Die Deutsche Bahn will sich mit einem neuen Konzept aus der Krise herausarbeiten. Seit Jahren ärgern sich Kunden und Kundinnen über unpünktliche Züge, kaputte Klimaanlagen und andere Probleme. Die Bahn ist zudem hoch verschuldet. Sie wird wahrscheinlich die von den Haushaltspolitikern im Bundestag festgelegte Schuldengrenze von 20,4 Milliarden bereits in diesem Halbjahr überschreiten. Verkehrsminister Andreas Scheuer (CSU) verlangte von Bahnchef Richard Lutz deshalb Anfang 2019 eine neue Strategie. Auf 170 Seiten hat der Bahnvorstand dem Aufsichtsrat nun eine solche präsentiert.

Lutz und seine Kollegen setzen darin vor allem auf eins: Der Schienenverkehr soll in Deutschland deutlich wachsen. Bis 2030 sollen laut mehreren übereinstimmenden Medienberichten 260 Millionen Menschen mit den Fernzügen der Bahn fahren, doppelt so viele wie 2015. Die 30 größten deutschen Städte sollen alle 30 Minuten miteinander verbunden werden. In bisher abgehängten Großstädten wie Siegen, Chemnitz oder Heilbronn soll es wieder Fernverkehr geben. Im Nahverkehr will der Konzern eine Milliarde zusätzliche Fahrgäste befördern. Und die Güterzüge der kriselnden DB-Cargo-Sparte sollen 70 Prozent mehr Fracht transportieren.
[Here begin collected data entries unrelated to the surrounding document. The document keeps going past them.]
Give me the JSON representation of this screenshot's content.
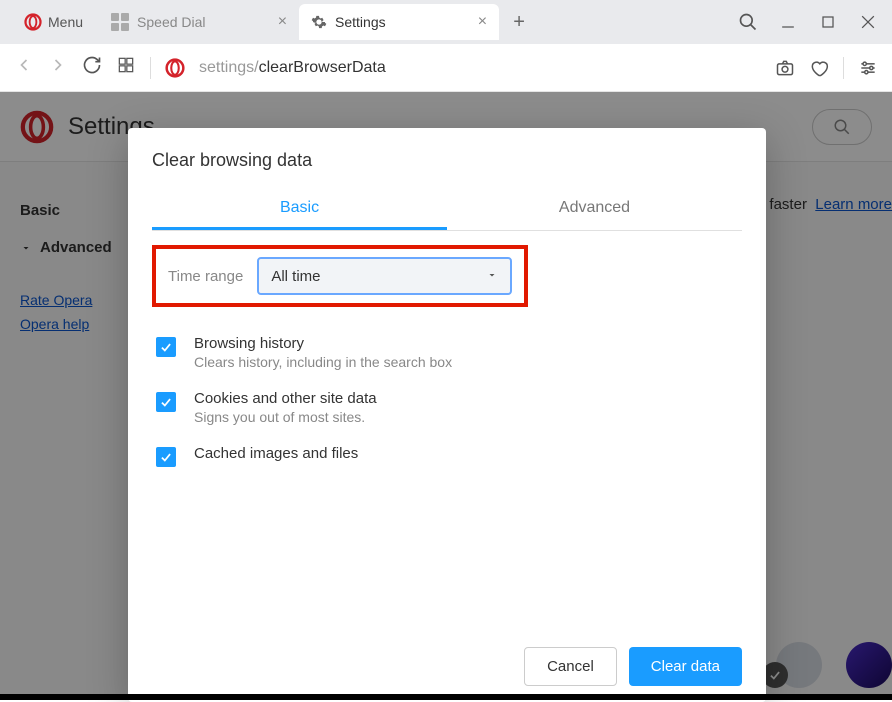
{
  "chrome": {
    "menu_label": "Menu",
    "tabs": [
      {
        "label": "Speed Dial"
      },
      {
        "label": "Settings"
      }
    ],
    "url_prefix": "settings/",
    "url_path": "clearBrowserData"
  },
  "settings_page": {
    "title": "Settings",
    "sidebar": {
      "basic": "Basic",
      "advanced": "Advanced",
      "rate": "Rate Opera",
      "help": "Opera help"
    },
    "faster_text": "faster",
    "learn_more": "Learn more"
  },
  "dialog": {
    "title": "Clear browsing data",
    "tabs": {
      "basic": "Basic",
      "advanced": "Advanced"
    },
    "time_range_label": "Time range",
    "time_range_value": "All time",
    "options": [
      {
        "title": "Browsing history",
        "sub": "Clears history, including in the search box",
        "checked": true
      },
      {
        "title": "Cookies and other site data",
        "sub": "Signs you out of most sites.",
        "checked": true
      },
      {
        "title": "Cached images and files",
        "sub": "",
        "checked": true
      }
    ],
    "cancel": "Cancel",
    "clear": "Clear data"
  }
}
120 neue ICEs, 100.000 neue Mitarbeiter

"Starke Schiene" lautet entsprechend der Titel der neuen Strategie. Der Bahnvorstand folgt damit der schwarz-roten Koalition, die mehr Schienenverkehr in Deutschland gefordert hatte. Um das Wachstum bewältigen zu können, will der Konzern in den nächsten Jahren noch einmal 120 zusätzliche ICE-Züge bestellen. Die Fernverkehrsflotte soll auf 600 Züge wachsen. Den Kundinnen sollen doppelt so viele Sitzplätze wie heute angeboten werden. Auch im Nahverkehr sollen mehr Menschen Platz finden. Für die Gütersparte DB Cargo sollen 300 zusätzliche Loks bestellt werden. Der Konzern will außerdem in den nächsten Jahren 100.000 neue Mitarbeiter in Deutschland einstellen, weit mehr als zeitgleich in Rente gehen.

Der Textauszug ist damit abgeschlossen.